Ingress is a mobile game that splits all of its players into two factions and challenges them to claim locations anywhere on Earth — for real, outside — and to connect those points to turn them into massive triangles. The game mixes the real world with science fiction. The player factions, the Enlightened and the Resistance, are more or less at war. More recently, they've been working at cross purposes to unite the shards of a broken man named Jarvis, ferrying these digital treasures around the world, to either unite them for one faction in San Francisco on December 14, if the other faction can't unite the majority of them on that same day in Buenos Aires. This storyline is called #13MAGNUS. You can catch updates about it in the Ingress Report, a web show that moves the plot along and highlights player exploits.
To get a feel for what people do with Ingress, check out the Ingress Report episode that shows how players in Cyprus, Israel and Lebanon worked together to create a massive control field over part of the Middle East.
Or watch the one about players climbing to the highest mountain in Taiwan to claim a spot.
It's enough to make me, an iPhone owner, a bit jealous!

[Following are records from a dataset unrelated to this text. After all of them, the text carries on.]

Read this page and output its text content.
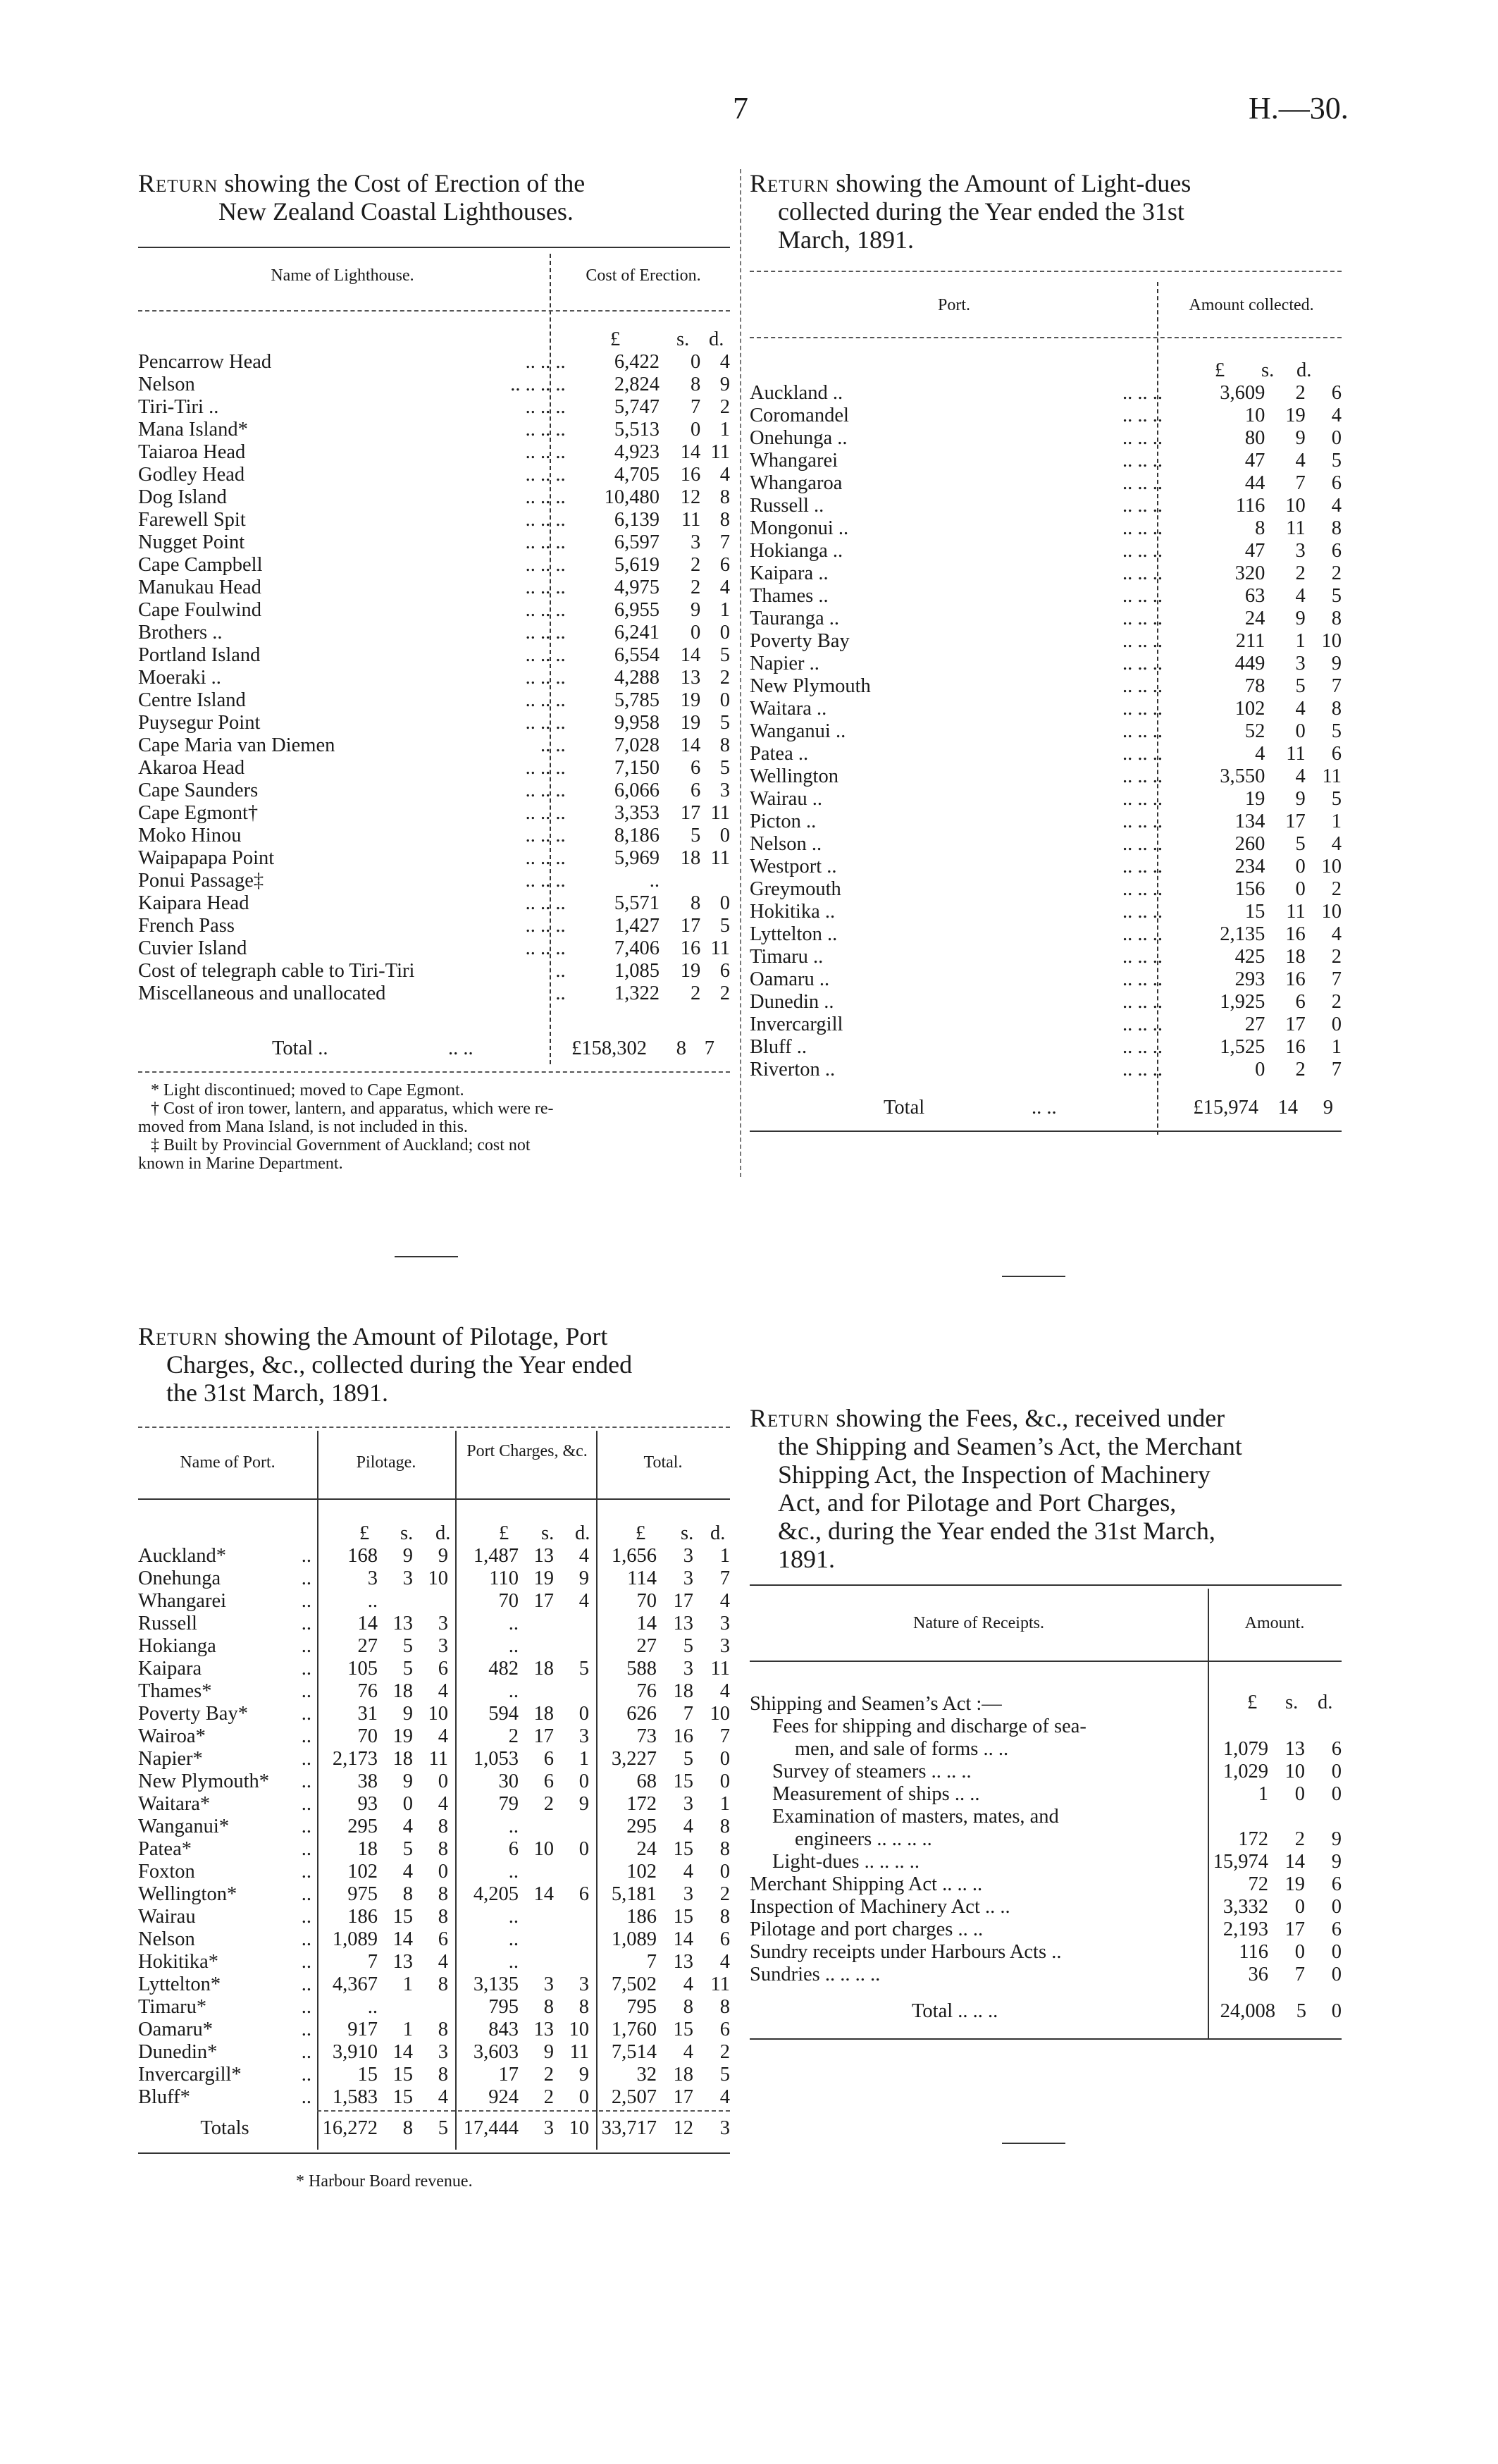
7	H.—30.
Return showing the Cost of Erection of the
New Zealand Coastal Lighthouses.
Name of Lighthouse.	Cost of Erection.
£	s. d.
Pencarrow Head	.. .. ..	6,422	0	4
Nelson	.. .. .. ..	2,824	8	9
Tiri-Tiri ..	.. .. ..	5,747	7	2
Mana Island*	.. .. ..	5,513	0	1
Taiaroa Head	.. .. ..	4,923	14	11
Godley Head	.. .. ..	4,705	16	4
Dog Island	.. .. ..	10,480	12	8
Farewell Spit	.. .. ..	6,139	11	8
Nugget Point	.. .. ..	6,597	3	7
Cape Campbell	.. .. ..	5,619	2	6
Manukau Head	.. .. ..	4,975	2	4
Cape Foulwind	.. .. ..	6,955	9	1
Brothers ..	.. .. ..	6,241	0	0
Portland Island	.. .. ..	6,554	14	5
Moeraki ..	.. .. ..	4,288	13	2
Centre Island	.. .. ..	5,785	19	0
Puysegur Point	.. .. ..	9,958	19	5
Cape Maria van Diemen	.. ..	7,028	14	8
Akaroa Head	.. .. ..	7,150	6	5
Cape Saunders	.. .. ..	6,066	6	3
Cape Egmont†	.. .. ..	3,353	17	11
Moko Hinou	.. .. ..	8,186	5	0
Waipapapa Point	.. .. ..	5,969	18	11
Ponui Passage‡	.. .. ..	..		
Kaipara Head	.. .. ..	5,571	8	0
French Pass	.. .. ..	1,427	17	5
Cuvier Island	.. .. ..	7,406	16	11
Cost of telegraph cable to Tiri-Tiri	..	1,085	19	6
Miscellaneous and unallocated	..	1,322	2	2
Total ..	.. ..	£158,302	8 7
* Light discontinued; moved to Cape Egmont.
† Cost of iron tower, lantern, and apparatus, which were re-
moved from Mana Island, is not included in this.
‡ Built by Provincial Government of Auckland; cost not
known in Marine Department.
Return showing the Amount of Light-dues
collected during the Year ended the 31st
March, 1891.
Port.	Amount collected.
£ s. d.
Auckland ..	.. .. ..	3,609	2	6
Coromandel	.. .. ..	10	19	4
Onehunga ..	.. .. ..	80	9	0
Whangarei	.. .. ..	47	4	5
Whangaroa	.. .. ..	44	7	6
Russell ..	.. .. ..	116	10	4
Mongonui ..	.. .. ..	8	11	8
Hokianga ..	.. .. ..	47	3	6
Kaipara ..	.. .. ..	320	2	2
Thames ..	.. .. ..	63	4	5
Tauranga ..	.. .. ..	24	9	8
Poverty Bay	.. .. ..	211	1	10
Napier ..	.. .. ..	449	3	9
New Plymouth	.. .. ..	78	5	7
Waitara ..	.. .. ..	102	4	8
Wanganui ..	.. .. ..	52	0	5
Patea ..	.. .. ..	4	11	6
Wellington	.. .. ..	3,550	4	11
Wairau ..	.. .. ..	19	9	5
Picton ..	.. .. ..	134	17	1
Nelson ..	.. .. ..	260	5	4
Westport ..	.. .. ..	234	0	10
Greymouth	.. .. ..	156	0	2
Hokitika ..	.. .. ..	15	11	10
Lyttelton ..	.. .. ..	2,135	16	4
Timaru ..	.. .. ..	425	18	2
Oamaru ..	.. .. ..	293	16	7
Dunedin ..	.. .. ..	1,925	6	2
Invercargill	.. .. ..	27	17	0
Bluff ..	.. .. ..	1,525	16	1
Riverton ..	.. .. ..	0	2	7
Total	.. ..	£15,974 14	9
Return showing the Amount of Pilotage, Port
Charges, &c., collected during the Year ended
the 31st March, 1891.
Name of Port.	Pilotage.
Port Charges, &c.
Total.
£ s. d. £ s. d. £ s. d.
Auckland*	..	168	9	9	1,487	13	4	1,656	3	1
Onehunga	..	3	3	10	110	19	9	114	3	7
Whangarei	..	..			70	17	4	70	17	4
Russell	..	14	13	3	..			14	13	3
Hokianga	..	27	5	3	..			27	5	3
Kaipara	..	105	5	6	482	18	5	588	3	11
Thames*	..	76	18	4	..			76	18	4
Poverty Bay*	..	31	9	10	594	18	0	626	7	10
Wairoa*	..	70	19	4	2	17	3	73	16	7
Napier*	..	2,173	18	11	1,053	6	1	3,227	5	0
New Plymouth*	..	38	9	0	30	6	0	68	15	0
Waitara*	..	93	0	4	79	2	9	172	3	1
Wanganui*	..	295	4	8	..			295	4	8
Patea*	..	18	5	8	6	10	0	24	15	8
Foxton	..	102	4	0	..			102	4	0
Wellington*	..	975	8	8	4,205	14	6	5,181	3	2
Wairau	..	186	15	8	..			186	15	8
Nelson	..	1,089	14	6	..			1,089	14	6
Hokitika*	..	7	13	4	..			7	13	4
Lyttelton*	..	4,367	1	8	3,135	3	3	7,502	4	11
Timaru*	..	..			795	8	8	795	8	8
Oamaru*	..	917	1	8	843	13	10	1,760	15	6
Dunedin*	..	3,910	14	3	3,603	9	11	7,514	4	2
Invercargill*	..	15	15	8	17	2	9	32	18	5
Bluff*	..	1,583	15	4	924	2	0	2,507	17	4
Totals	16,272	8	5	17,444	3	10	33,717	12	3
* Harbour Board revenue.
Return showing the Fees, &c., received under
the Shipping and Seamen’s Act, the Merchant
Shipping Act, the Inspection of Machinery
Act, and for Pilotage and Port Charges,
&c., during the Year ended the 31st March,
1891.
Nature of Receipts.	Amount.
£ s. d.

Shipping and Seamen’s Act :—			
Fees for shipping and discharge of sea-			
men, and sale of forms .. ..	1,079	13	6
Survey of steamers .. .. ..	1,029	10	0
Measurement of ships .. ..	1	0	0
Examination of masters, mates, and			
engineers .. .. .. ..	172	2	9
Light-dues .. .. .. ..	15,974	14	9
Merchant Shipping Act .. .. ..	72	19	6
Inspection of Machinery Act .. ..	3,332	0	0
Pilotage and port charges .. ..	2,193	17	6
Sundry receipts under Harbours Acts ..	116	0	0
Sundries .. .. .. ..	36	7	0
Total .. .. ..	24,008	5	0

Ingress builds on a lot of stuff that's come before it. It's a little like Majestic, the experimental alternate reality game from EA that came out at the turn of the century and would embroil real-world players in a fictional adventure through phone calls, faxes and the like. It's also tied to the many location-based games before it that have let players with cell phones turn the real world into mazes and battlefields.
Ingress is also built upon Google Earth itself, a fact that led Hanke to sharing this fun nugget with me about some ideas he had bounced around with Google co-founder Sergey Brin. "I see a map and I think, 'Oh, there should be a game to this.' We had a lot of discussions about that with Google Earth. Sergei's like, 'We should make a game out of this. You should be able to blow things up and drive around.' So it was always there in the background, but then smartphones happened and you had GPS and all these sensors. Why not change the world into a game? That seems innovative. That hasn't really been done in a good way."

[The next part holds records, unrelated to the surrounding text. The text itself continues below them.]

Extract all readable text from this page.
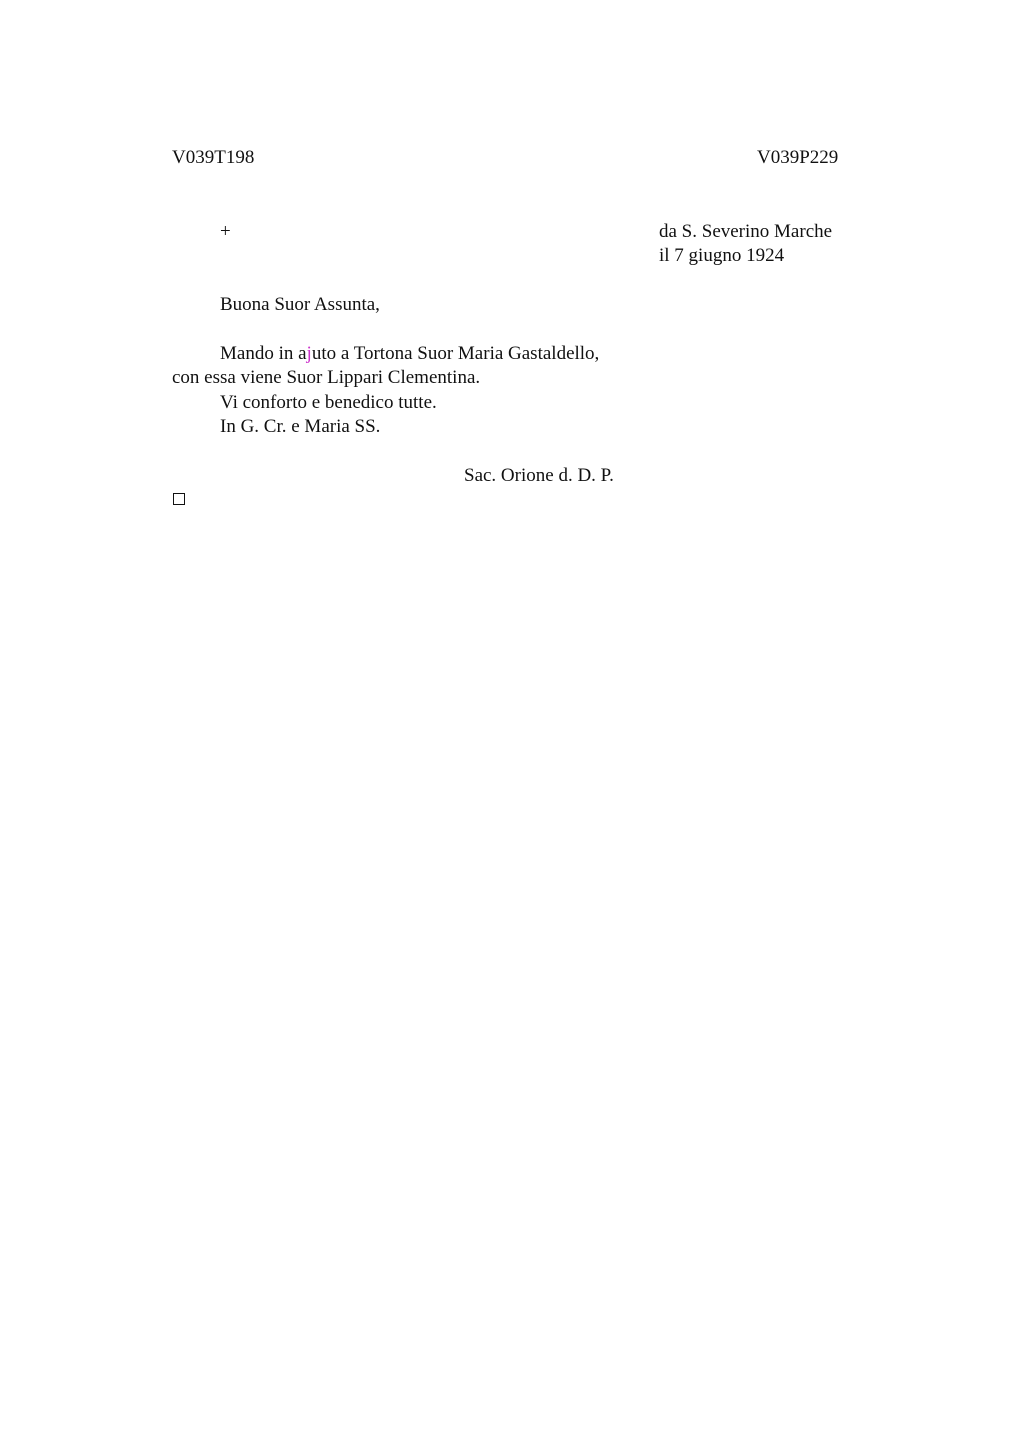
V039T198	V039P229
+	da S. Severino Marche
il 7 giugno 1924
Buona Suor Assunta,
Mando in ajuto a Tortona Suor Maria Gastaldello,
con essa viene Suor Lippari Clementina.
Vi conforto e benedico tutte.
In G. Cr. e Maria SS.
Sac. Orione d. D. P.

Hanke's team released Ingress last December on Android. It's been in beta, though it'll exit that status on December 14. At that point, anyone can join and play, without the need to request an invitation. There's some reason to try to start playing now, since there's still one more #13MAGNUS-related meet-up/event in Phoenix, Arizona and Rome on Saturday, December 7.
Hanke likes the idea, as he puts it, of "people using Ingress as kind of an excuse to go out and do cool stuff."
Hanke is a longtime sci-fi fan and a former game programmer himself. He likes games, but he's been anxious about how sedentary most mobile games are. He's proud that Ingress players, at least, are getting out in the world, discovering game "portals" in historical sites and cultural institutions, and planting nodes in all sorts of exotic spots. "The real opportunity to me seemed to be to reinvent the concept of a game on phones to make it about movement and exploration and require one to do that as part of the game," he said. "And then, yeah, it gets to be a solution to this problem. Instead of games incenting you to sit still, they can incent you to move around and walk." He likes the idea, as he puts it, of "people using Ingress as kind of an excuse to go out and do cool stuff."
Beyond the December 14 wrap-up to the Jarvis saga and Ingress' first year, Niantic will release an iOS version so even more people can play. Hanke is coy about whether Ingress will also come to Google Glass, his parent company's famous augmented reality specs, but it seems inevitable. Niantic's other project, the landmark-spotting Field Trip, was recently released for Glass. Hanke simply points out that Niantic isn't just about making apps that use Google Earth map data but to "anticipate some of the opportunities in wearable computing." Niantic also plans to release APIs (programming standards) that will let other people build their own massively-multiplayer location-based experiences all on top of Google's map data.
"We're trying to do something innovative with gaming," Hanke said. Sounds fun.